SG : C’est une génération anti routine. Des femmes et des hommes qui refusent la fatalité et le procès en prise d’âge. Les quincados connaissent les responsabilités, par exemple vis-à-vis d’enfants, voire de petits-enfants, comme de parents, mais ils aspirent aussi à vivre pour et par eux-même. Ce n’est pas de l’égoïsme mais un individualisme mesuré. Beaucoup m’ont dit qu’ils avaient eu le sentiment d’avoir coché toutes les cases (enfants, étude, job…) sans toujours avoir véritablement choisi.
Aujourd’hui, autour de la cinquantaine ces femmes et ces hommes veulent prendre leur destin en main. J’en ai rencontré par exemple dans le master que je dirige à l’Inseec qui à un âge où d’autres, où leurs aînés, auraient pensé à la retraite, décident de refaire une formation Bac+5 pour changer d’orientation, trouver un job qui a du sens, choisir une nouvelle voie professionnelle… La volonté de décider de sa vie se retrouve bien évidemment concernant la vie de famille, l’amour, le sexe… Dans mon enquête et dans des travaux précédents que j’ai pu mener, il me semble que les femmes ont souvent une personnalité plus quincado que les hommes. Mais bien évidement, on trouve aussi beaucoup d’hommes dans les rangs des quincados !
En fait, il s’agit d’une population, souvent bien formée et éduquée, pas toujours aisée, qui connaît la valeur de la vie.
Comment expliquez-vous ce changement ?
SG : Il y a au moins trois grandes raisons.
D’abord la prise de conscience de l’allongement de la vie. Nos parents ont découvert cela en l’expérimentant, les quincados le savent, ne serait-ce qu’en voyant ses propres parents vieillir. Du coup, ils se disent qu’ils ne peuvent pas nécessairement attendre que la vie passe.

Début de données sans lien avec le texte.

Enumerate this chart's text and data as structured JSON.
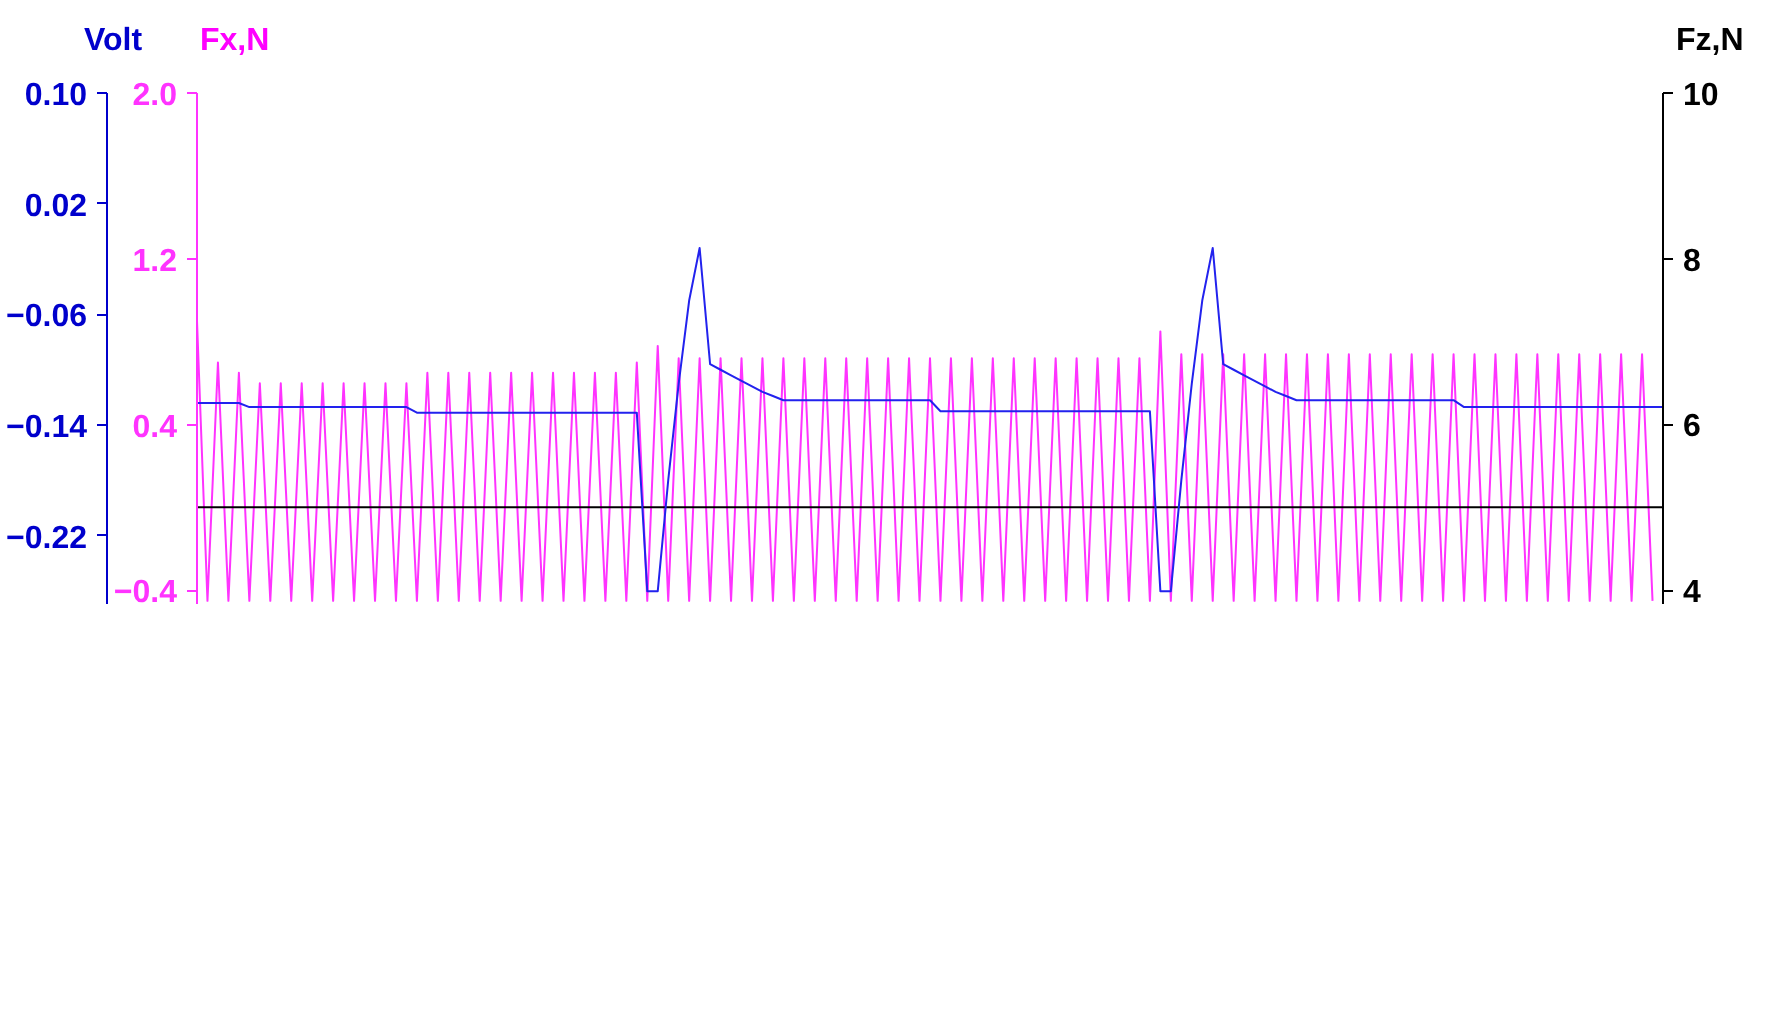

Ensuite, une réalité objective : nous avons gagné collectivement une quinzaine d’années non seulement d’espérance de vie mais aussi de qualité de vie, de forme, de santé, d’aspect physique… Avoir 50 ans en 2019, c’est avoir 35 ans, en 1979 !
Enfin, une hypothèse sociologique : les générations ne se ressemblent pas. Elles n’ont pas vécu la même chose, n’ont pas les mêmes aspirations, mode de vie et désirs. Les quincados sont plus proches des trentenaires que de leurs parents, en termes de style de vie. Les femmes, en particulier qui subissent une pression sociale et normative plus rude, vivent une double peine avec l’avancée en âge. Les femmes quincados se libèrent largement de cette pression, car elles sont plus en capacité de s’affirmer. Sur tous les plans !
Et par ailleurs, jamais il n’y a eu autant de réciprocité entre les générations qu’aujourd’hui. C’était le thème d’un livre que j’avais co-écrit avec un philosophe, il y a trois ans : « La guerre des générations aura-t-elle lieu ? ». Et bien non elle n’a pas eu lieu ! Et les mouvements sociaux récents le prouvent.
En quoi les quincados influencent-ils l’économie ?
SG : Peut-être que pour la première fois, la tendance se fera en grande partie non seulement par les jeunes, mais aussi par les quincados qui, justement, restent novateurs et attentifs à la consommation. Ils attendent des produits qui génèrent plus de sens, qui offrent plus de liberté et qui permettent de se réaliser. Les quincados sont une génération née dans la culture du service. Ils en redemandent !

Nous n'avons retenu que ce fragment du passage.